The funding required to accomplish FutureGen is expected to be $1 billion. A private-sector share of 20 percent will be required for those activities that are prototype or basic research in nature and do not include commercial demonstration while those activities that are commercial demonstration will be cost-shared at 50/50. DOE is also pursuing funding participation from domestic (e.g., states) and foreign government entities.
What Factors Will the Department Consider Regarding Site Selection For Geological Sequestration Projects and Experiments?
Site selection must consider many factors. Three considerations are the feedstock, use of the products (electric power, hydrogen, and other by-products), and sequestration options. The ideal location requires geologic formations that may be the best suited candidates for large-scale facilities. However, final site selection will be based on comprehensive criteria derived from detailed geologic assessment.
The reservoir(s) selected for sequestration will be representative of geologic sites commonly available throughout the United States. The candidate geologic formations include unmineable coal seams, depleted oil and natural gas reservoirs, deep saline reservoirs, or other formations. Geologic sequestration may be coupled with resource recovery in projects such as enhanced oil recovery or coalbed methane recovery.
What Work Should Be Done Prior to FutureGen Site Selection?

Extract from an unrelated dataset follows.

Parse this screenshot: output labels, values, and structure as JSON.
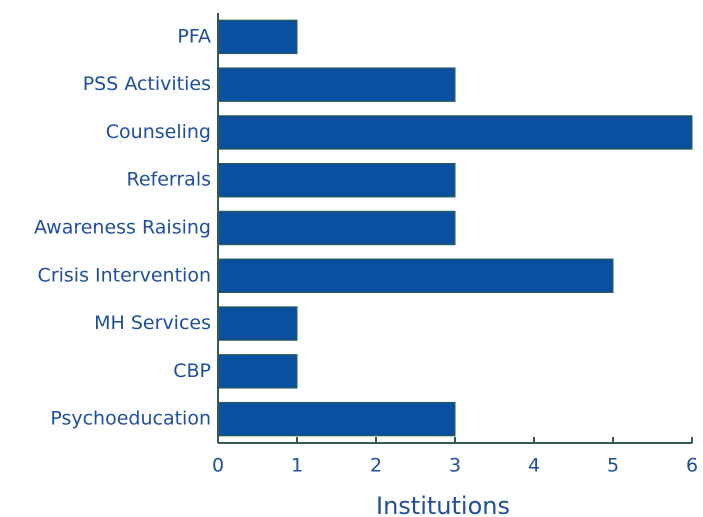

DOE plans to perform due diligence activities prior to site selection. The Sequestration R&D program, Regional Partnerships and Carbon Sequestration Leadership Forum will work to identify the most appropriate areas of the country for candidate sequestration formations. A Programmatic Environmental Impact Statement (PEIS) will be initiated in fiscal year 2004 which will identify environmental issues related to geologic site selection and provide guidelines for geologic site selection activities to support FutureGen.
Conclusion
The ultimate goal for the FutureGen project is to show how advanced coal-based generation using carbon sequestration technology can eliminate environmental concerns over the future use of coal and allow the nation to realize the full potential of its abundant coal resources to meet our energy needs. FutureGen will show that coal, an environmentally challenging energy resource, can be an environmentally sustainable energy solution.
The fact that coal will be a significant world energy resource during the 21st century cannot be ignored. Coal is abundant, it is comparatively inexpensive, and it will be used widely, especially in the developing world. Global acceptance of the concept of coal-based systems integrated with sequestration technology is one of the key goals of FutureGen.
Thus, FutureGen will demonstrate the commercial viability of a coal-fired power plant that not only will be emission-free but also will operate at unprecedented fuel efficiencies and coproduce low/cost, clean hydrogen from coal.
This completes my prepared statement. I would be happy to answer any questions you may have.